Well, it is documented that F&F didn't guarantee the nonconforming paper...Nonetheless, they still got caught holding the bag for a shitload of overvalued conforming mortgages when the price bubble burst.
 
Two quick notes here. First the Banking Act of 1933 was part of a package which included the Securities Act of 1933 and the Security Exchanges Act of 1934 (and eventually the Regulated Investment Company Act of 1940) that provided a consistent integrated framework for regulating financial markets. [I always wonder why everyone wants to call it "Glass--Steagall" instead of the Banking Act. I think using the sponsors name allows people to propose gutting it without the public figuring out what they are doing.]

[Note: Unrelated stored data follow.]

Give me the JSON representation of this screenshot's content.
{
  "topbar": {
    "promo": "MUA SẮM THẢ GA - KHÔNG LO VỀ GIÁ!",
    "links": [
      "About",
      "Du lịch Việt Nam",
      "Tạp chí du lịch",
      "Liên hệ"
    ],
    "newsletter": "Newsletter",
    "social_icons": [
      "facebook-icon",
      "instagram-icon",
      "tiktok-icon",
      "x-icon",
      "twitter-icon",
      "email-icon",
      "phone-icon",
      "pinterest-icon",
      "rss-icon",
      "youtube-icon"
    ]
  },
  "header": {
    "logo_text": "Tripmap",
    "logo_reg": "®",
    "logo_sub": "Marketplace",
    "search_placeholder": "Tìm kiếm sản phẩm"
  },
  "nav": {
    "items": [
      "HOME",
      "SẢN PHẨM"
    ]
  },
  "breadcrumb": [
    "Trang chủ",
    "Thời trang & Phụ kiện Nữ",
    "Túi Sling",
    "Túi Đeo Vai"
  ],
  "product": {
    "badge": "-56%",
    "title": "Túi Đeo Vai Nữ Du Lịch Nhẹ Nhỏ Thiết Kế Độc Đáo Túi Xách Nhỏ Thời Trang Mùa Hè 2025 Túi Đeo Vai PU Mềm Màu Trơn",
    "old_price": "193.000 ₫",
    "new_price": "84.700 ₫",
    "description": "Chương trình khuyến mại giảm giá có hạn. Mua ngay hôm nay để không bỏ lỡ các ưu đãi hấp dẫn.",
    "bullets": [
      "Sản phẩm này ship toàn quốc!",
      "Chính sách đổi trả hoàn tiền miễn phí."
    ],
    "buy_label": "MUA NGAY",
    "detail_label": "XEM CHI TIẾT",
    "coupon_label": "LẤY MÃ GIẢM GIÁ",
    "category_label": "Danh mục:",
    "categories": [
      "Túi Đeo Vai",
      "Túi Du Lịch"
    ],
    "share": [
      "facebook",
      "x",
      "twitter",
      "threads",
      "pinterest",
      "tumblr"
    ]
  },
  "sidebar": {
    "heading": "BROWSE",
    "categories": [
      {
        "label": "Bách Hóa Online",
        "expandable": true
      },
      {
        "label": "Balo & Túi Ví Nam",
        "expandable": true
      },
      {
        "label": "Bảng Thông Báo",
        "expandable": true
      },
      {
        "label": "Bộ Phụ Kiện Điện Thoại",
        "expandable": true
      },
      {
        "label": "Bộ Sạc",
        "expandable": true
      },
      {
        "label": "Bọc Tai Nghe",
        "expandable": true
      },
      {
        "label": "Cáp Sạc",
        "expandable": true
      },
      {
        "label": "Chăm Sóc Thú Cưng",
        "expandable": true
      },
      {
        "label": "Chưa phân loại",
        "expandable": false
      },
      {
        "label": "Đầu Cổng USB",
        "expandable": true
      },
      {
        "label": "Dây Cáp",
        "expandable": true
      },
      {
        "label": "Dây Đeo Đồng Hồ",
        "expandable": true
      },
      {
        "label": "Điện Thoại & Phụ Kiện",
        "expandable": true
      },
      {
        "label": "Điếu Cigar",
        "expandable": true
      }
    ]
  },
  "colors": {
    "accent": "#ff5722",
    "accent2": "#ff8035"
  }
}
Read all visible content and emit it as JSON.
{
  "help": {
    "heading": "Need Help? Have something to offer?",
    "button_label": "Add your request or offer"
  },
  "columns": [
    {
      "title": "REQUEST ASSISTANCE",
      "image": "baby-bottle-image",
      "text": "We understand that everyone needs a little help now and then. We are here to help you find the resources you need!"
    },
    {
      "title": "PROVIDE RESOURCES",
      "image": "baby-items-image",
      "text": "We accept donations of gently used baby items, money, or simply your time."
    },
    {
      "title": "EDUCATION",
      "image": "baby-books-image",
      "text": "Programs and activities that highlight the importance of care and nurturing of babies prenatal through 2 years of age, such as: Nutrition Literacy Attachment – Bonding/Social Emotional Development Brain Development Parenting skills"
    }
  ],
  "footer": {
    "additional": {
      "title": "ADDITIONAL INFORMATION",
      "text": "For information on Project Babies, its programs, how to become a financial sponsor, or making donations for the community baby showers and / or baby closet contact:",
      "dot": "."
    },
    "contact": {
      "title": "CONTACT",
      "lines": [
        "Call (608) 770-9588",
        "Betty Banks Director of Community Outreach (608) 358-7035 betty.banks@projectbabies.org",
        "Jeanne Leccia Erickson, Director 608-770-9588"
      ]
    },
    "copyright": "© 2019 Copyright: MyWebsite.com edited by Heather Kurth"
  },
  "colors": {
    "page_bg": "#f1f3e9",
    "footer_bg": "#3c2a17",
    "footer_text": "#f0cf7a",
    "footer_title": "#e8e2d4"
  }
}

Second, the financial collapse was the result both of a pattern of deregulation and the evolution of new products that were unregulated. These two factors created the "shadow banking" phenomena which was the root cause of the crash.
The repeal of Glass--Steagall decriminalized derrivitves, which will enventually turn this country into a third world nation.
 
So many of you are getting parts of the problem absolutely right.

Completely understandable of course, that none of us can easily describe all the errors, crimes or failures of government AND the market, given how complex the macro-economy really is.